I heard that singing helps people in a coma it helps them hear and sometimes helps them come out of one you have no idea how much I was hoping he would wake up and say the most stupidest things because no matter what situation we was in be would always try to put a smile on my face and that's why I love him.

"You know ever since I've been with you all I can remember is being in a hospital room," I was hoping that he could hear me I was hoping he could hear every word that I was saying to him.

"I feel so useless being here I mean what help am I actually doing?" I say I lift my body weight up and get onto the bed with him and hug his body.

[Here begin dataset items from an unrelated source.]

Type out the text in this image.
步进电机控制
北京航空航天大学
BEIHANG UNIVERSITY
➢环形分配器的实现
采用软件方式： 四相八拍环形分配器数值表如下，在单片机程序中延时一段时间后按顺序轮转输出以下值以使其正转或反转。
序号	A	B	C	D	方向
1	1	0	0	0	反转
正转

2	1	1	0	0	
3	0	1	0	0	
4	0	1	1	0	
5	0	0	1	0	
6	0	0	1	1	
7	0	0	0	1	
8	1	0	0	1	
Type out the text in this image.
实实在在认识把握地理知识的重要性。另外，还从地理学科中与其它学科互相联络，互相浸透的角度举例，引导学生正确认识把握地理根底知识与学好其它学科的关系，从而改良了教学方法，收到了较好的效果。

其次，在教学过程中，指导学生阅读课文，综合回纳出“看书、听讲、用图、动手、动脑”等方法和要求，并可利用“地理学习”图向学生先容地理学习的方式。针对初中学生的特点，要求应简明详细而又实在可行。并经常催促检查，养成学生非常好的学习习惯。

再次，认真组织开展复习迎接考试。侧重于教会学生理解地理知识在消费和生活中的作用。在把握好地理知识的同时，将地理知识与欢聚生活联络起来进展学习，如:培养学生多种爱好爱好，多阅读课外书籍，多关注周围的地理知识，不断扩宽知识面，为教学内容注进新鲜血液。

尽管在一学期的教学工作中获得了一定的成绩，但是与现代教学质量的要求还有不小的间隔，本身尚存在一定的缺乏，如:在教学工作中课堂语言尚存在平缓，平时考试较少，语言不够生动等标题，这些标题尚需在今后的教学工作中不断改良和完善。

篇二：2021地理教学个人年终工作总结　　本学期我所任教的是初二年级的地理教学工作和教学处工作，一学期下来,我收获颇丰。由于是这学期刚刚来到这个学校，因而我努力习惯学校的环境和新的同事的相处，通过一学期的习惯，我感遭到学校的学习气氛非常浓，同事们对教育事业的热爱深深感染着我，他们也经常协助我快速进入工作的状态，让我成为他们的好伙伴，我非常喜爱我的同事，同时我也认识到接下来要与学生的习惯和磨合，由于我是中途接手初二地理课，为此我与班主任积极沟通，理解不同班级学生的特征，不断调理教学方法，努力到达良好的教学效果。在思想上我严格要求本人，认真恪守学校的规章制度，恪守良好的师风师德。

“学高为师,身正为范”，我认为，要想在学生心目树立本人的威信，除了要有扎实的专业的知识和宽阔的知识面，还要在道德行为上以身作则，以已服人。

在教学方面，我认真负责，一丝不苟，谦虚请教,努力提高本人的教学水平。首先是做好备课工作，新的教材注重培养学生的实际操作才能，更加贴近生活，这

"I've had boyfriends in the past and I've been in love in the past after me and Logan split I thought I would never find love in any man again because I didn't love myself but then you came drunkly stumbling into my life and flipped my whole world around. You made me feel loved and made me learn to love myself again you helped me build the confidence that was ripped down you helped me open my eyes to the world of love again and yeah you did fuck up and you did hurt me massively but I knew deep down in my heart that it wasn't going to be the end of us and that to be honest it was just the beginning. You gave me the greatest gift in the world and that's being a mother not only to Hope but to Case and this little one inside of me. I mean all I'm thinking now is what if you don't wake up any time soon and I have this baby but your not there to see it or that one day you'll wake up and hope and Case will be all grown up and you'll meet this child and not know who they are not seeing anything in there life. But the worst thing is what if you never wake up what will I do then because I can't raise 3 kids alone I mean I could but it wouldn't be the same and I more then definitely will struggle I just need you to be okay and wake up baby," I say crying into his gown. I feel his hand squeeze mine and I smile knowing he can hear me.